Pode uma canção crescer, crescer e... entrar num beco sem saída e nunca ser verdadeiramente canção? Pode, claro. Este disco abre com uma dessas, e tem outras. Há por aqui um assumido desejo de contenção, que acaba por se transformar na armadilha que corta as asas à segunda aventura de Márcia em disco grande. É pena, porque, pelo que já fez, podia, devia e merecia fazer melhor. Sintomática é a escolha de “Deixa-me Ir” para primeiro single, canção mortiça, que só ganha força no clip de Miguel Gonçalves Mendes (José e Pilar), melancólica panorâmica sobre um “país que definha” às mãos da troika. Márcia, convém lembrar, chega a este disco com dois trunfos de peso: o êxito de “A Pele Que Há em Mim”, com JP Simões, e a autoria de “Até ao Verão”, o single de promoção do mais recente Ana Moura. Daí a expectativa, depois de uma estreia muito promissora (Dá, 2010). Deste novo capítulo esperar-se-ia mais que canções bonitas, ambientes de grande beleza e sofisticação (“Desmazelo”), poemas consistentes. Tudo competente, muito certinho, sim, mas mediano, sem a vontade de voar mais alto, sem que isso significasse sair do registo. “Delicado”, na mesma linha de “Até ao Verão”, vai por aí, mas pouco acompanhado.

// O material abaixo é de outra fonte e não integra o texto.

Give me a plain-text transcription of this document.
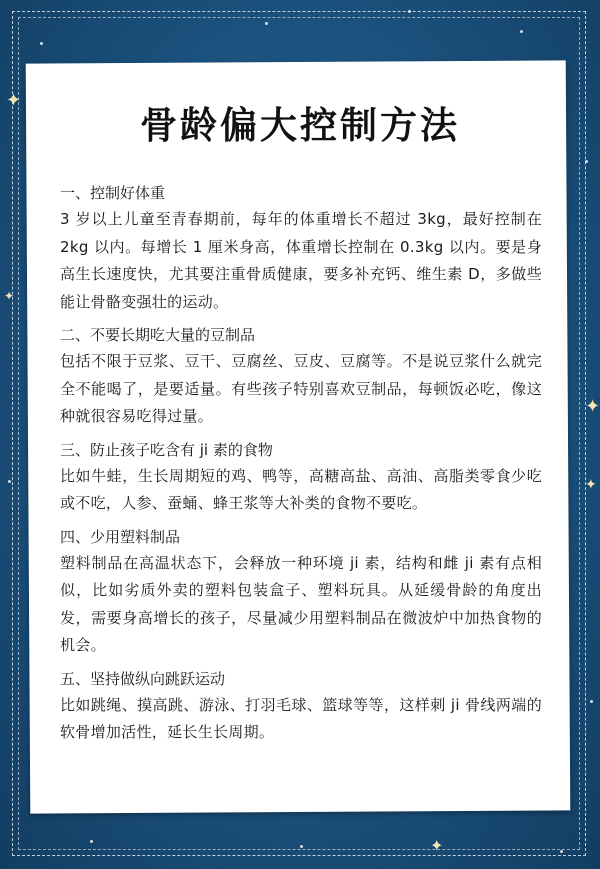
✦
✦
✦
✦
✦
骨龄偏大控制方法

一、控制好体重

3 岁以上儿童至青春期前，每年的体重增长不超过 3kg，最好控制在 2kg 以内。每增长 1 厘米身高，体重增长控制在 0.3kg 以内。要是身高生长速度快，尤其要注重骨质健康，要多补充钙、维生素 D，多做些能让骨骼变强壮的运动。

二、不要长期吃大量的豆制品

包括不限于豆浆、豆干、豆腐丝、豆皮、豆腐等。不是说豆浆什么就完全不能喝了，是要适量。有些孩子特别喜欢豆制品，每顿饭必吃，像这种就很容易吃得过量。

三、防止孩子吃含有 ji 素的食物

比如牛蛙，生长周期短的鸡、鸭等，高糖高盐、高油、高脂类零食少吃或不吃，人参、蚕蛹、蜂王浆等大补类的食物不要吃。

四、少用塑料制品

塑料制品在高温状态下，会释放一种环境 ji 素，结构和雌 ji 素有点相似，比如劣质外卖的塑料包装盒子、塑料玩具。从延缓骨龄的角度出发，需要身高增长的孩子，尽量减少用塑料制品在微波炉中加热食物的机会。

五、坚持做纵向跳跃运动

比如跳绳、摸高跳、游泳、打羽毛球、篮球等等，这样刺 ji 骨线两端的软骨增加活性，延长生长周期。
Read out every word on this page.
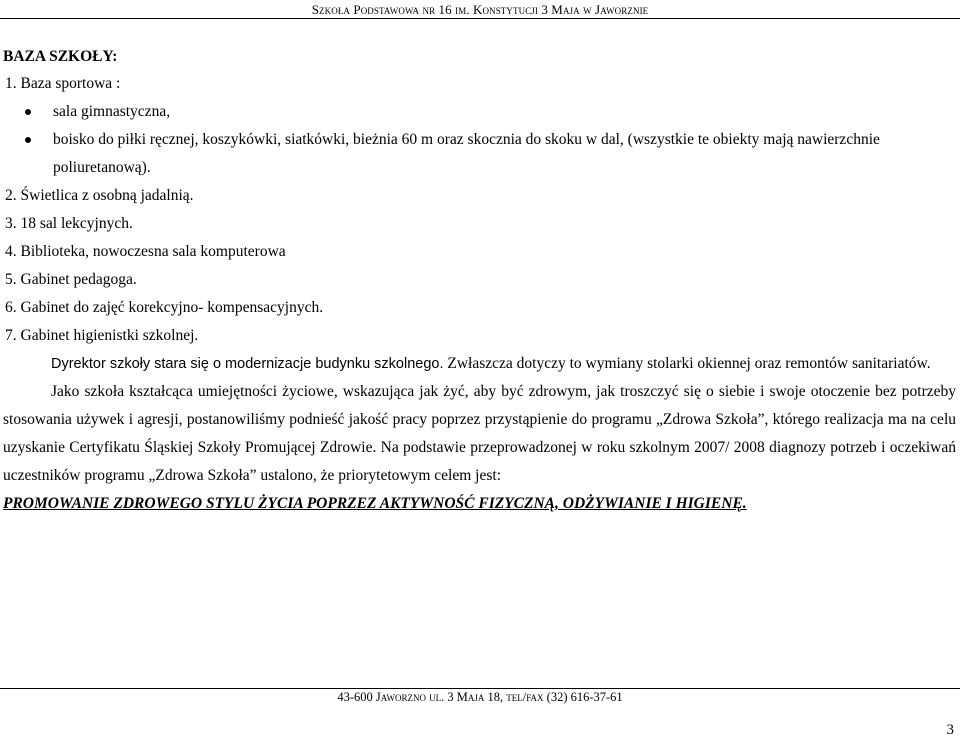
Szkoła Podstawowa nr 16 im. Konstytucji 3 Maja w Jaworznie

BAZA SZKOŁY:

1. Baza sportowa :

sala gimnastyczna,
boisko do piłki ręcznej, koszykówki, siatkówki, bieżnia 60 m oraz skocznia do skoku w dal, (wszystkie te obiekty mają nawierzchnie poliuretanową).

2. Świetlica z osobną jadalnią.

3. 18 sal lekcyjnych.

4. Biblioteka, nowoczesna sala komputerowa

5. Gabinet pedagoga.

6. Gabinet do zajęć korekcyjno- kompensacyjnych.

7. Gabinet higienistki szkolnej.

Dyrektor szkoły stara się o modernizacje budynku szkolnego. Zwłaszcza dotyczy to wymiany stolarki okiennej oraz remontów sanitariatów.

Jako szkoła kształcąca umiejętności życiowe, wskazująca jak żyć, aby być zdrowym, jak troszczyć się o siebie i swoje otoczenie bez potrzeby stosowania używek i agresji, postanowiliśmy podnieść jakość pracy poprzez przystąpienie do programu „Zdrowa Szkoła”, którego realizacja ma na celu uzyskanie Certyfikatu Śląskiej Szkoły Promującej Zdrowie. Na podstawie przeprowadzonej w roku szkolnym 2007/ 2008 diagnozy potrzeb i oczekiwań uczestników programu „Zdrowa Szkoła” ustalono, że priorytetowym celem jest:

PROMOWANIE ZDROWEGO STYLU ŻYCIA POPRZEZ AKTYWNOŚĆ FIZYCZNĄ, ODŻYWIANIE I HIGIENĘ.

43-600 Jaworzno ul. 3 Maja 18, tel/fax (32) 616-37-61
3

Luísa Sobral - There's a Flower in My Bedroom ****


E no fim foram tristes para sempre. Tristes mas felizes. É assim este disco: histórias de amor que acabam sempre mal, mas que nos são contadas com alegria. Por exemplo, ‘As The Night Comes Alone’ fala-nos de uma rapariga que imagina coisas, namorados mais precisamente, mas que na realidade vive na mais absoluta solidão. Acham que isto nos é contado com choraminguices? Qual quê!? Swing e mais swing e um tralala final que até abana. E (quase) todo o disco é assim. Triste por dentro, alegre por fora. Porque – nota-se – estas 17 (!) canções devem ter dado um gozo do caraças a compor e a gravar. E só isso bastaria para ganhar o desafio do segundo disco. Depois do sucesso (mesmo internacional, helas) da estreia com There’s a Cherry On My Cake (2011), Luísa Sobral resolveu dar um passo atrás e as canções estão agora mais expostas na sua estrutura: há jazz mais jazz (‘The Letter I Won’t Send’) e pop só pop (‘Mom Says’). E mesmo coisas que parecem saídas de um Brasil pré-bossa (‘Inês’, com António Zambujo, ou “Quando Te Vi”). Há convidados estratégicos (Jamie Cullum) e outros que alargam horizontes (Mário Laginha) e a estranha pronúncia de Luísa, seja em português ou inglês. Ligeirinho? Sim, e qual é o problema?